We worked a few times together on this topic over the next few weeks and she found she was able to recognise when she started to play the neediness program. Her body would change, the sensations, the feelings, she would visibly hunch and shrink, she would feel compressed, (her words), flat and defeated. She would sometimes experience tremors in her body and feel like she wanted to grasp onto the people around her to ease the feeling. She began to notice that by changing her "program" consciously to one of choice, she would stand taller, feel stronger, more vibrant, open and energised and most importantly, not feel the need to call someone or text someone to fill a void she was experiencing.
She stopped constantly calling her boyfriend and started to focus on herself. Over time he would call her more. The next stage was quite interesting, she came to see me 3 months after her realisations and told me that she felt she had really reprogrammed herself on this issue. She realised that her boyfriend was emotionally unavailable and so she had left him. She was feeling powerful. We talked about how if that small change in perception had made such a radical impact on her life then imagine if she started to change other parts and then, maybe, looked at quietening the mind completely.
Changing these patterns still takes place in the realm of the mind and form. Ultimately, You are not your mind and you are formless. Sometimes for many, it is hard to go from one point of perception or belief to a radically different point in one leap.
Start where you are.
Keep your awareness on your Self, change happens in that space. There are times when changing a thought from a perceived negative to a positive will help you in that moment.
At times It is far more achievable to do work within the mind and form than to move away from thought all together.

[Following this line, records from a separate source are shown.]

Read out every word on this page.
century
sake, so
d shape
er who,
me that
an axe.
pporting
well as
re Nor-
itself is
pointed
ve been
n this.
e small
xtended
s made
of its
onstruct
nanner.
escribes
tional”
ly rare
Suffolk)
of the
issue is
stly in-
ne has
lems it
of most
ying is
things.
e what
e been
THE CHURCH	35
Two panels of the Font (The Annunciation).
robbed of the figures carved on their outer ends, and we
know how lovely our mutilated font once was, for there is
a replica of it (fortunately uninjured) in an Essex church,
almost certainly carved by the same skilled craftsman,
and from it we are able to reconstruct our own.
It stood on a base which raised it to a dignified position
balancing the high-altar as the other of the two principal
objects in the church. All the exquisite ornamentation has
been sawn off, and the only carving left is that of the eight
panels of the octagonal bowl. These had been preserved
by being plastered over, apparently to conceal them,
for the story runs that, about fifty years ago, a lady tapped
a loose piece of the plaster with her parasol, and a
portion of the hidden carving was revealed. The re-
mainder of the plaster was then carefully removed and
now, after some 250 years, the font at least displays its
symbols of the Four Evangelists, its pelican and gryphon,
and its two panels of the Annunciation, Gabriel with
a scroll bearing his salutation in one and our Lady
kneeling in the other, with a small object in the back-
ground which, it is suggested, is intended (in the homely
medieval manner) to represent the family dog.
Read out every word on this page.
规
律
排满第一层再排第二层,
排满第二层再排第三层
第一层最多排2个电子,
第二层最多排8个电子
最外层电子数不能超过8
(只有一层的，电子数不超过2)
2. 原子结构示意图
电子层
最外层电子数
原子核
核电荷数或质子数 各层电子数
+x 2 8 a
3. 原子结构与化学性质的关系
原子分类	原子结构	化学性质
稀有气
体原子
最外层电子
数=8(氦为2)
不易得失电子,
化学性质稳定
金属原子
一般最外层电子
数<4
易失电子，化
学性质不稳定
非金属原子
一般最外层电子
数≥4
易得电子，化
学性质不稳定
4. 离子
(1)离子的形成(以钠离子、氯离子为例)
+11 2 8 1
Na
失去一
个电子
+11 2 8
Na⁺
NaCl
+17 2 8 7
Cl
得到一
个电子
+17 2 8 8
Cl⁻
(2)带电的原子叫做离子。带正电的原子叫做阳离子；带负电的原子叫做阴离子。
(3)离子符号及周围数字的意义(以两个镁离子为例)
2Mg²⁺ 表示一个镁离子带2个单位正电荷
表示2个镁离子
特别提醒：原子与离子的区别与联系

Although these things dwell within the realm of the mind and form, I work with you however you present. I offer you the truth and we take steps to help you realise, from where ever you are to the ultimate union. I honour your path and I honour where you are.
Remember, enlightenment etc is not about being higher or better than anyone else. Its just that you are more aware of consciousness, you remember more. Its not a race, its a journey of discovery and uncovering and emptying of the space of consciousness that is you.